Investing is without question the best way for ordinary people to grow their wealth, and you'll probably need all the wealth you can accrue when it comes time for retirement. But after decades in which your financial focus was on the gathering, it can be tough to pivot to a spending mindset.

In this segment of the Motley Fool Answers mailbag episode, hosts Alison Southwick and Robert Brokamp are joined by Buck Hartzell, the Fool's director of investor learning and operations, to offer advice to an investor looking ahead to retirement, and wondering which assets to tap first.

To catch full episodes of all The Motley Fool's free podcasts, check out our podcast center. A full transcript follows the video.

This video was recorded on April 30, 2019.

Alison Southwick: Tiger writes, "In retirement what should we spend first and what last? At present I am 5% REITs, 5% bonds, 10% cash, 25% stocks, and 55% mutual funds. I figure I will maintain that allocation until I finally retire, but I'm not sure what to tap first. My wild guess is cash first, taxable mutual funds second, non-taxable Roth third, and individual stocks with big capital gains last. Some I've held for more than 20 years."

Robert Brokamp: Cash should definitely be first because every retiree should have what we call an income cushion, which is the next three to five years' worth of portfolio-provided income out of the stock market. You rely on that every year, and then after you've spent that, as that year goes on, the next year you replenish it.

The next thing would be the types of accounts. We've mentioned before that several studies have found that when you're in retirement, your portfolio will last longer if you tap your taxable accounts first, then usually traditional accounts, and then Roth last. The Roth and traditional can be flipped in some situations, but basically drain your taxable accounts first.

I can't really answer you about the mutual funds because it depends on whether those funds are invested in cash, stocks, or bonds. Whether it's international or U.S. But I will say it definitely makes sense to evaluate your funds every year and if you have a fund that has been underperforming its peers for the last three to five years, that's definitely a candidate for where you could get some cash.

You mentioned the stocks that you've held for more than 20 years. Generally speaking, you don't want to hold onto a stock just because if you sell it there will be tax consequences if it's not a promising investment anymore. But I think what you're suggesting, or what could be a strategy is if that money eventually will be left to the next generation, it could make sense to hold onto that for a long time because when you pass on and your heirs get it, they get a stepped-up cost basis and they won't have to pay those capital gains.

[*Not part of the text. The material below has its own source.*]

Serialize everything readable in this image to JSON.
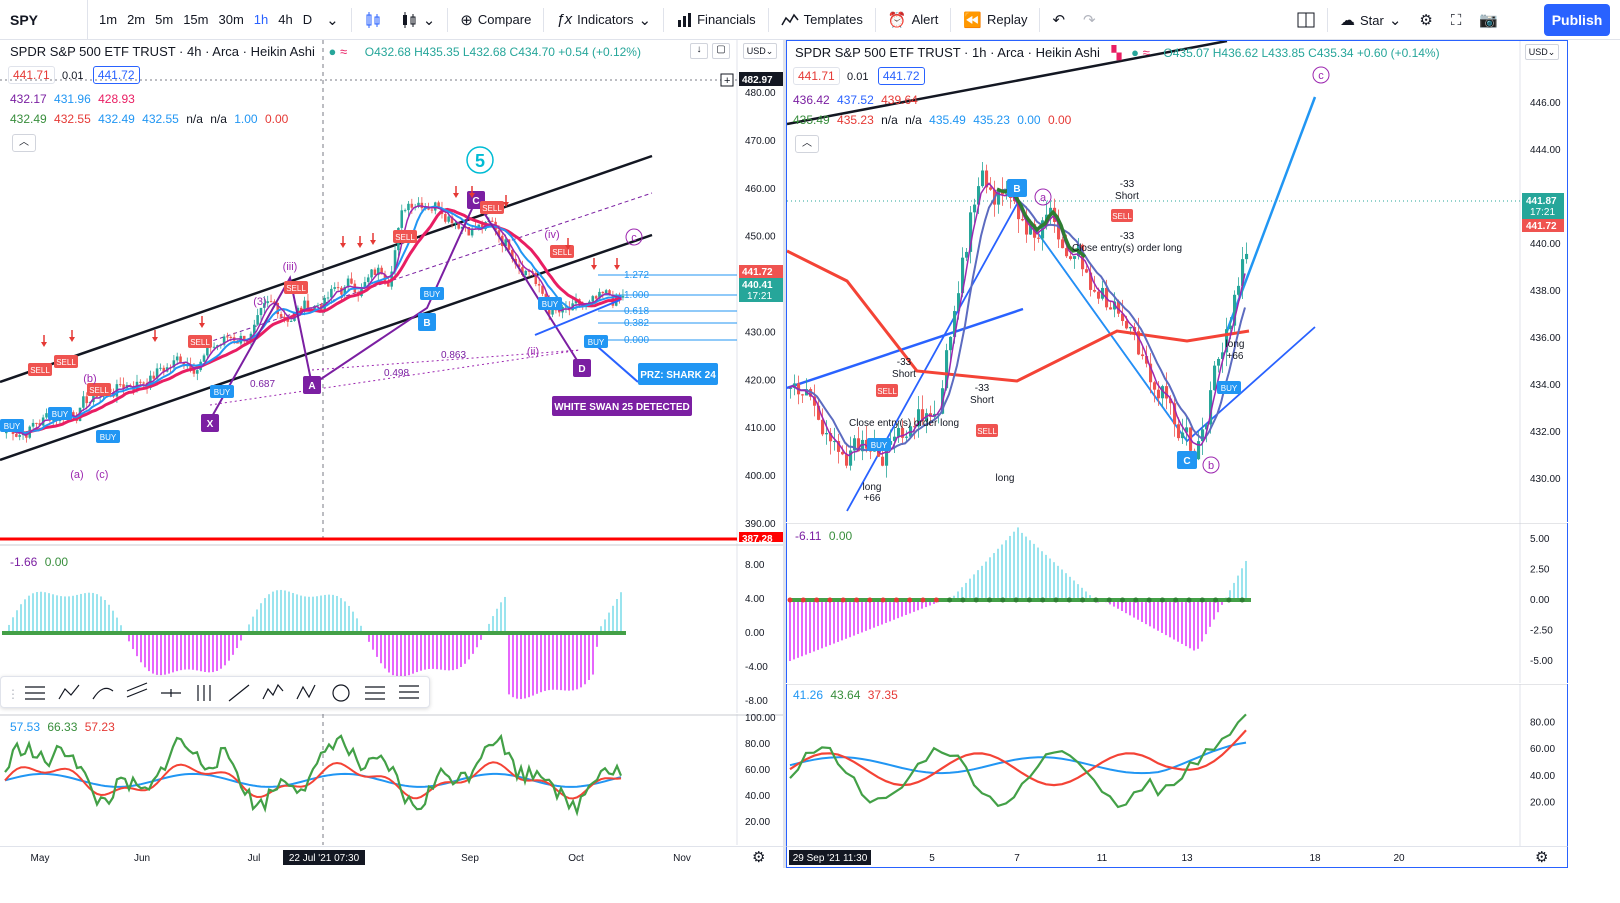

The last thing I'll say, in terms of what to sell, is whatever will bring your portfolio back into balance. You have an asset allocation that you've decided is appropriate to you. After one, two, or three years that's going to change, depending on what has performed well and what has not. Generally speaking you sell what has performed well to bring your portfolio back into some sort of balance. These days that would be U.S. large-cap growth stocks. They have significantly outperformed most others, and if there's anything that has become overweight in your portfolio, it's probably that category.

Buck Hartzell: You didn't ask this, but to the extent you're gifting some of these things, cash always makes sense. That goes at its cost basis, but if you have something you've held for 20 years with a low cost basis as a stock, that's probably not the thing that you want to gift to your grandchildren because they're going to get the same cost basis.

Brokamp: It's better to just hold onto it and wait until you pass away. Or, if you donate to charity every year, donating highly appreciated stock is a great strategy.